O autismo é um fenômeno complexo e relativamente comum na população humana, e estudos recentes sugerem que isso pode estar ligado à própria evolução do cérebro humano. Pesquisas apontam que certas alterações genéticas que moldaram a capacidade cognitiva humana também podem ter contribuído para a maior diversidade neurológica observada hoje.
O estudo, intitulado “Um princípio geral da evolução neuronal revela um tipo de neurônio acelerado em humanos que potencialmente está na base da alta prevalência de autismo em humanos”, conduzido por Alexander L. Starr et al e publicado na revista Molecular Biology and Evolution, investigou como tipos específicos de neurônios evoluíram rapidamente no cérebro humano, diferenciando-o em complexidade e funcionalidade.
O cérebro humano e a complexidade cognitiva
O autismo envolve características cognitivas sofisticadas, como linguagem, comunicação e habilidades sociais. Dados recentes apontam que aproximadamente 1 a cada 31 crianças nos Estados Unidos é diagnosticada com transtorno do espectro autista, enquanto a Organização Mundial da Saúde estima 1 a cada 100 crianças no mundo.
Esses números destacam a relevância biológica do fenômeno, sugerindo uma relação com processos evolutivos que moldaram o cérebro humano.
Evolução acelerada dos neurônios L2/3 IT
Utilizando técnicas avançadas de sequenciamento de RNA de célula única, os pesquisadores identificaram que os neurônios L2/3 IT, presentes na camada externa do córtex cerebral, evoluíram de forma acelerada na linhagem humana.
Esses neurônios são fundamentais para:
- Processamento de informações complexas
- Integração entre diferentes áreas do cérebro
- Desenvolvimento da linguagem e comunicação avançada
A evolução desses neurônios contribuiu para a capacidade cognitiva superior dos humanos, mas também está ligada a genes associados ao autismo.
Genes do autismo e evolução do cérebro humano

Nos seres humanos, certos neurônios L2/3 IT evoluíram rapidamente e estão ligados a genes que ajudaram o cérebro a se tornar mais sofisticado. Esses genes desempenham papéis importantes no desenvolvimento e funcionamento do cérebro:
- Conexões entre neurônios: ajudam os neurônios a se comunicarem corretamente, garantindo aprendizado e habilidades sociais.

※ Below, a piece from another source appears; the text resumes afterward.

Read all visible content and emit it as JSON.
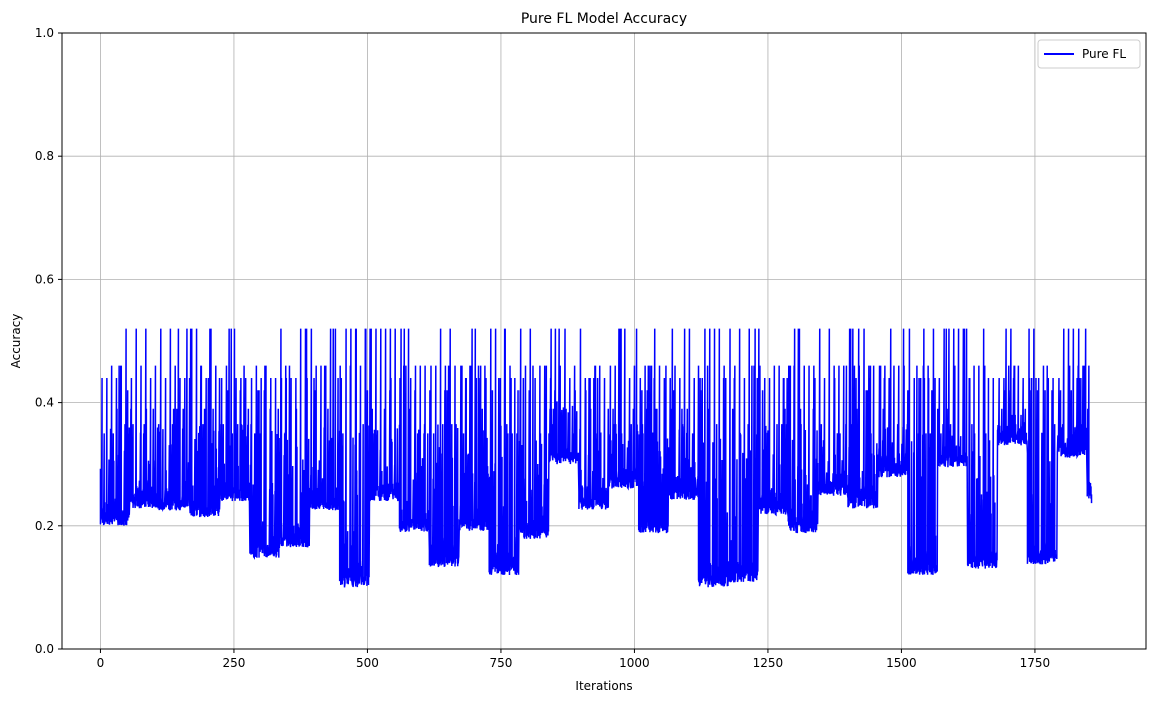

- Crescimento do cérebro: controlam como os neurônios se desenvolvem durante a infância, permitindo aprendizado e adaptação.
- Comunicação entre áreas do cérebro: garantem que diferentes regiões trabalhem juntas de forma eficiente.
- Plasticidade cerebral: aumentam a capacidade do cérebro de se adaptar e aprender com novas experiências.
Essas alterações evolutivas trouxeram benefícios importantes para a espécie:
- Desenvolvimento cerebral mais lento: permitiu maior aprendizado e flexibilidade na infância.
- Capacidade de linguagem e pensamento complexo: essencial para comunicação, raciocínio e vida em sociedade.
No entanto, essas mesmas mudanças que tornam o cérebro humano tão complexo também podem aumentar a predisposição a traços do autismo em algumas pessoas. Em indivíduos com autismo, essas alterações podem causar:
- Dificuldade de socialização: interação com outras pessoas pode ser mais desafiadora.
- Comportamentos repetitivos ou interesses restritos: padrões de ação ou foco intenso em certos temas.
- Sensibilidade sensorial: percepção aumentada a sons, luzes ou texturas.
Em resumo, a evolução deixou nosso cérebro mais potente e adaptável, mas também fez com que algumas pessoas fossem mais propensas a características do autismo, explicando por que o transtorno é relativamente comum na população.
Neurodiversidade como legado evolutivo
A pesquisa sugere que a evolução que tornou o cérebro humano único também ampliou a neurodiversidade, incluindo traços do autismo.
Dessa forma, o autismo não é apenas um transtorno, mas parte de um espectro de variações neurológicas que surgiram naturalmente ao longo da evolução humana.
Caminhos para futuras pesquisas
Compreender a relação entre evolução cerebral e autismo abre possibilidades para:
- Novas abordagens terapêuticas
- Melhor compreensão da neurodiversidade
- Avanços em medicina personalizada, respeitando as particularidades genéticas de cada indivíduo
O estudo de Alexander L. Starr et al, publicado na Molecular Biology and Evolution, oferece uma visão inovadora sobre como a evolução humana moldou nosso cérebro e influenciou a diversidade neurológica, incluindo o autismo.